Royalty and streaming companies are all the talk these days as cash-strapped junior miners look for investors. Capital raising has dried up, equity financing is dilutive at current share prices, and the appetite for debt financing has shrunk.
The trend, it seems, is for unconventional financing using royalty and metal-streaming deals. Dilutive at the asset level, as miners have to either give up a share of future metal production or promise to sell the investor metal in the future at a discounted price, it remains to be seen whether juniors will fall prey to this type of financing during today’s tough financial times.
Juniors are targets, said Randy Smallwood, CEO of Silver Wheaton (TSX:SLW,NYSE:SLW), one of the four biggest royalty and metal-streaming companies. The four majors – which include Silver Wheaton, Franco-Nevada (NYSE:FNV,TSX:FNV), Royal Gold (NASDAQ:RGLD), and Sandstorm Gold (TSXV:SSL) – have about $2 billion to spend, according to some estimates.
In an interview with Resource Investing News, Smallwood said he is in talks with several companies and is seeing a lot of interest. “With early-stage juniors that have strong indications of a resource, we’re willing to up front them anywhere from 5 to 15 million dollars. Instead of being an equity shareholder, we come in and give the cash up front and within 10 years we’ll put that as a credit towards the silver stream.”
No stock dilution
He added, “for us it’s a good way to get exposure and lock up some assets early stage. They get the benefit of financing without stock dilution … The advantage for the company is they can now take that [money] and throw that into the ground and hopefully build up the project to the point where the share price has recovered enough that we can continue financing the project going forward.”
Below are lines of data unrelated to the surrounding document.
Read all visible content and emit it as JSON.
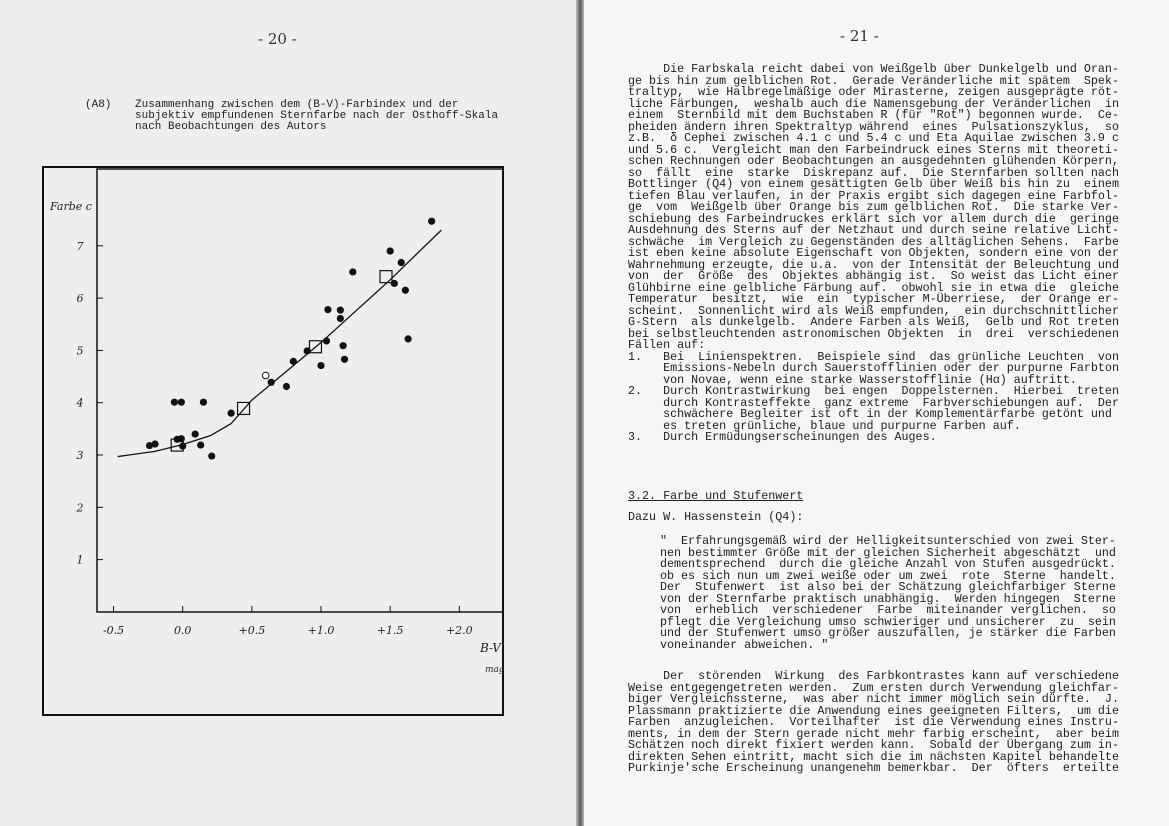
{
  "left_page": {
    "page_number": "- 20 -",
    "figure_label": "(A8)",
    "caption_lines": [
      "Zusammenhang zwischen dem (B-V)-Farbindex und der",
      "subjektiv empfundenen Sternfarbe nach der Osthoff-Skala",
      "nach Beobachtungen des Autors"
    ]
  },
  "chart_data": {
    "type": "scatter",
    "ylabel": "Farbe c",
    "xlabel": "B-V",
    "xunit": "mag",
    "xlim": [
      -0.6,
      2.3
    ],
    "ylim": [
      0,
      7.9
    ],
    "x_ticks": [
      "-0.5",
      "0.0",
      "+0.5",
      "+1.0",
      "+1.5",
      "+2.0"
    ],
    "x_tick_values": [
      -0.5,
      0.0,
      0.5,
      1.0,
      1.5,
      2.0
    ],
    "y_ticks": [
      "1",
      "2",
      "3",
      "4",
      "5",
      "6",
      "7"
    ],
    "y_tick_values": [
      1,
      2,
      3,
      4,
      5,
      6,
      7
    ],
    "grid": false,
    "series": [
      {
        "marker": "filled-circle",
        "points": [
          [
            1.8,
            7.47
          ],
          [
            1.5,
            6.9
          ],
          [
            1.58,
            6.68
          ],
          [
            1.23,
            6.5
          ],
          [
            1.53,
            6.28
          ],
          [
            1.61,
            6.15
          ],
          [
            1.05,
            5.78
          ],
          [
            1.14,
            5.77
          ],
          [
            1.14,
            5.61
          ],
          [
            1.04,
            5.18
          ],
          [
            1.16,
            5.09
          ],
          [
            1.63,
            5.22
          ],
          [
            0.9,
            4.99
          ],
          [
            1.0,
            4.71
          ],
          [
            1.17,
            4.83
          ],
          [
            0.8,
            4.79
          ],
          [
            0.64,
            4.39
          ],
          [
            0.75,
            4.31
          ],
          [
            0.35,
            3.8
          ],
          [
            -0.06,
            4.01
          ],
          [
            -0.01,
            4.01
          ],
          [
            0.15,
            4.01
          ],
          [
            0.09,
            3.4
          ],
          [
            0.13,
            3.19
          ],
          [
            0.21,
            2.98
          ],
          [
            -0.04,
            3.3
          ],
          [
            -0.01,
            3.31
          ],
          [
            0.0,
            3.17
          ],
          [
            -0.24,
            3.18
          ],
          [
            -0.2,
            3.21
          ]
        ]
      },
      {
        "marker": "open-circle",
        "points": [
          [
            0.6,
            4.52
          ]
        ]
      },
      {
        "marker": "open-square",
        "points": [
          [
            -0.04,
            3.19
          ],
          [
            0.44,
            3.89
          ],
          [
            0.96,
            5.07
          ],
          [
            1.47,
            6.41
          ]
        ]
      },
      {
        "marker": "line",
        "points": [
          [
            -0.47,
            2.97
          ],
          [
            -0.2,
            3.07
          ],
          [
            0.0,
            3.2
          ],
          [
            0.2,
            3.37
          ],
          [
            0.35,
            3.6
          ],
          [
            0.5,
            4.05
          ],
          [
            0.75,
            4.6
          ],
          [
            1.0,
            5.15
          ],
          [
            1.25,
            5.75
          ],
          [
            1.5,
            6.35
          ],
          [
            1.87,
            7.3
          ]
        ]
      }
    ]
  },
  "right_page": {
    "page_number": "- 21 -",
    "block1": [
      "     Die Farbskala reicht dabei von Weißgelb über Dunkelgelb und Oran-",
      "ge bis hin zum gelblichen Rot.  Gerade Veränderliche mit spätem  Spek-",
      "traltyp,  wie Halbregelmäßige oder Mirasterne, zeigen ausgeprägte röt-",
      "liche Färbungen,  weshalb auch die Namensgebung der Veränderlichen  in",
      "einem  Sternbild mit dem Buchstaben R (für \"Rot\") begonnen wurde.  Ce-",
      "pheiden ändern ihren Spektraltyp während  eines  Pulsationszyklus,  so",
      "z.B.  δ Cephei zwischen 4.1 c und 5.4 c und Eta Aquilae zwischen 3.9 c",
      "und 5.6 c.  Vergleicht man den Farbeindruck eines Sterns mit theoreti-",
      "schen Rechnungen oder Beobachtungen an ausgedehnten glühenden Körpern,",
      "so  fällt  eine  starke  Diskrepanz auf.  Die Sternfarben sollten nach",
      "Bottlinger (Q4) von einem gesättigten Gelb über Weiß bis hin zu  einem",
      "tiefen Blau verlaufen, in der Praxis ergibt sich dagegen eine Farbfol-",
      "ge  vom  Weißgelb über Orange bis zum gelblichen Rot.  Die starke Ver-",
      "schiebung des Farbeindruckes erklärt sich vor allem durch die  geringe",
      "Ausdehnung des Sterns auf der Netzhaut und durch seine relative Licht-",
      "schwäche  im Vergleich zu Gegenständen des alltäglichen Sehens.  Farbe",
      "ist eben keine absolute Eigenschaft von Objekten, sondern eine von der",
      "Wahrnehmung erzeugte, die u.a.  von der Intensität der Beleuchtung und",
      "von  der  Größe  des  Objektes abhängig ist.  So weist das Licht einer",
      "Glühbirne eine gelbliche Färbung auf.  obwohl sie in etwa die  gleiche",
      "Temperatur  besitzt,  wie  ein  typischer M-Überriese,  der Orange er-",
      "scheint.  Sonnenlicht wird als Weiß empfunden,  ein durchschnittlicher",
      "G-Stern  als dunkelgelb.  Andere Farben als Weiß,  Gelb und Rot treten",
      "bei selbstleuchtenden astronomischen Objekten  in  drei  verschiedenen",
      "Fällen auf:",
      "1.   Bei  Linienspektren.  Beispiele sind  das grünliche Leuchten  von",
      "     Emissions-Nebeln durch Sauerstofflinien oder der purpurne Farbton",
      "     von Novae, wenn eine starke Wasserstofflinie (Hα) auftritt.",
      "2.   Durch Kontrastwirkung  bei engen  Doppelsternen.  Hierbei  treten",
      "     durch Kontrasteffekte  ganz extreme  Farbverschiebungen auf.  Der",
      "     schwächere Begleiter ist oft in der Komplementärfarbe getönt und",
      "     es treten grünliche, blaue und purpurne Farben auf.",
      "3.   Durch Ermüdungserscheinungen des Auges."
    ],
    "section_heading": "3.2. Farbe und Stufenwert",
    "intro": "Dazu W. Hassenstein (Q4):",
    "quote": [
      "\"  Erfahrungsgemäß wird der Helligkeitsunterschied von zwei Ster-",
      "nen bestimmter Größe mit der gleichen Sicherheit abgeschätzt  und",
      "dementsprechend  durch die gleiche Anzahl von Stufen ausgedrückt.",
      "ob es sich nun um zwei weiße oder um zwei  rote  Sterne  handelt.",
      "Der  Stufenwert  ist also bei der Schätzung gleichfarbiger Sterne",
      "von der Sternfarbe praktisch unabhängig.  Werden hingegen  Sterne",
      "von  erheblich  verschiedener  Farbe  miteinander verglichen.  so",
      "pflegt die Vergleichung umso schwieriger und unsicherer  zu  sein",
      "und der Stufenwert umso größer auszufallen, je stärker die Farben",
      "voneinander abweichen. \""
    ],
    "block2": [
      "     Der  störenden  Wirkung  des Farbkontrastes kann auf verschiedene",
      "Weise entgegengetreten werden.  Zum ersten durch Verwendung gleichfar-",
      "biger Vergleichssterne,  was aber nicht immer möglich sein dürfte.  J.",
      "Plassmann praktizierte die Anwendung eines geeigneten Filters,  um die",
      "Farben  anzugleichen.  Vorteilhafter  ist die Verwendung eines Instru-",
      "ments, in dem der Stern gerade nicht mehr farbig erscheint,  aber beim",
      "Schätzen noch direkt fixiert werden kann.  Sobald der Übergang zum in-",
      "direkten Sehen eintritt, macht sich die im nächsten Kapitel behandelte",
      "Purkinje'sche Erscheinung unangenehm bemerkbar.  Der  öfters  erteilte"
    ]
  }
}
A royalty company generally gives cash to a junior in exchange for a future percentage of all mined metal. A streaming company invests in a junior in exchange for the right to purchase metal over a fixed, generally discounted price over the life of the mine. Some companies invest through both streaming and royalty. And investing models are constantly changing.
For example, Silver Wheaton’s Smallwood said the firm has come up with a new model called the “early advance silver stream” whereby it will invest in an early-stage junior with the aim of using that money as a credit towards a future silver stream arrangement when and if the junior becomes a producer.
Nobody able to get capital
The total number of financings on the TSX Venture Exchange fell to 132 in June from 158 in May and 147 in the year-ago period, TMX Group reported. IPO financing on the exchange fell sharply to $3.6 million from $25.6 million from June 2011. Total financing fell to $425.3 million in June compared with $990.5 million in June 2011.
“The pendulum has swung from anyone being able to get any amount of capital on just about any terms, to nobody being able to get any amount of capital on any terms,” Nolan Watson, chief executive of gold-streaming firm Sandstorm said recently. “It’s much worse for raising equity capital now than it was even in 2008 and 2009.”
The situation has made some smaller precious metals explorers and producers targets for acquisitions or stake buys.
In May of this year, Sandstorm paid Magellan Minerals (TSXV:MNM) $7.5 million and said that it will subscribe to one million shares of the gold company for $0.50 each in exchange for a 2.5 percent net smelter returns royalty on Magellan’s Coringa gold project and a 1 percent royalty on its Cuiu Cuiu gold project, both of which are located in Brazil.
Earlier this year, junior gold miner Lake Shore Gold (TSX:LSG) orchestrated a $50 million deal to sell Franco-Nevada both an equity stake and a royalty interest on the sale of minerals from its Timmins West mine in Ontario. In May, Royal Gold struck a deal to buy a net smelter return royalty on the Ruby Hill gold mine from International Minerals (TSX:IMZ).
One article, however, argues that juniors are not bound to fall prey to royalty and streaming companies. While there could be a bonanza of junior deals, there is also the likelihood of one or two mega deals with an intermediate or major metals producer. However, big acquisitions will not come cheap as metal prices remain strong even though equity valuations may be down. The article also points out that dividends have been rising in the mining sector, including at royalty and streaming companies. And with cash continuing to flow at these companies, their dividends will have to rise, creating a drain on the cash needed to make acquisitions.
Securities Disclosure: I, Karan Kumar, hold no positions in any of the companies mentioned in this article.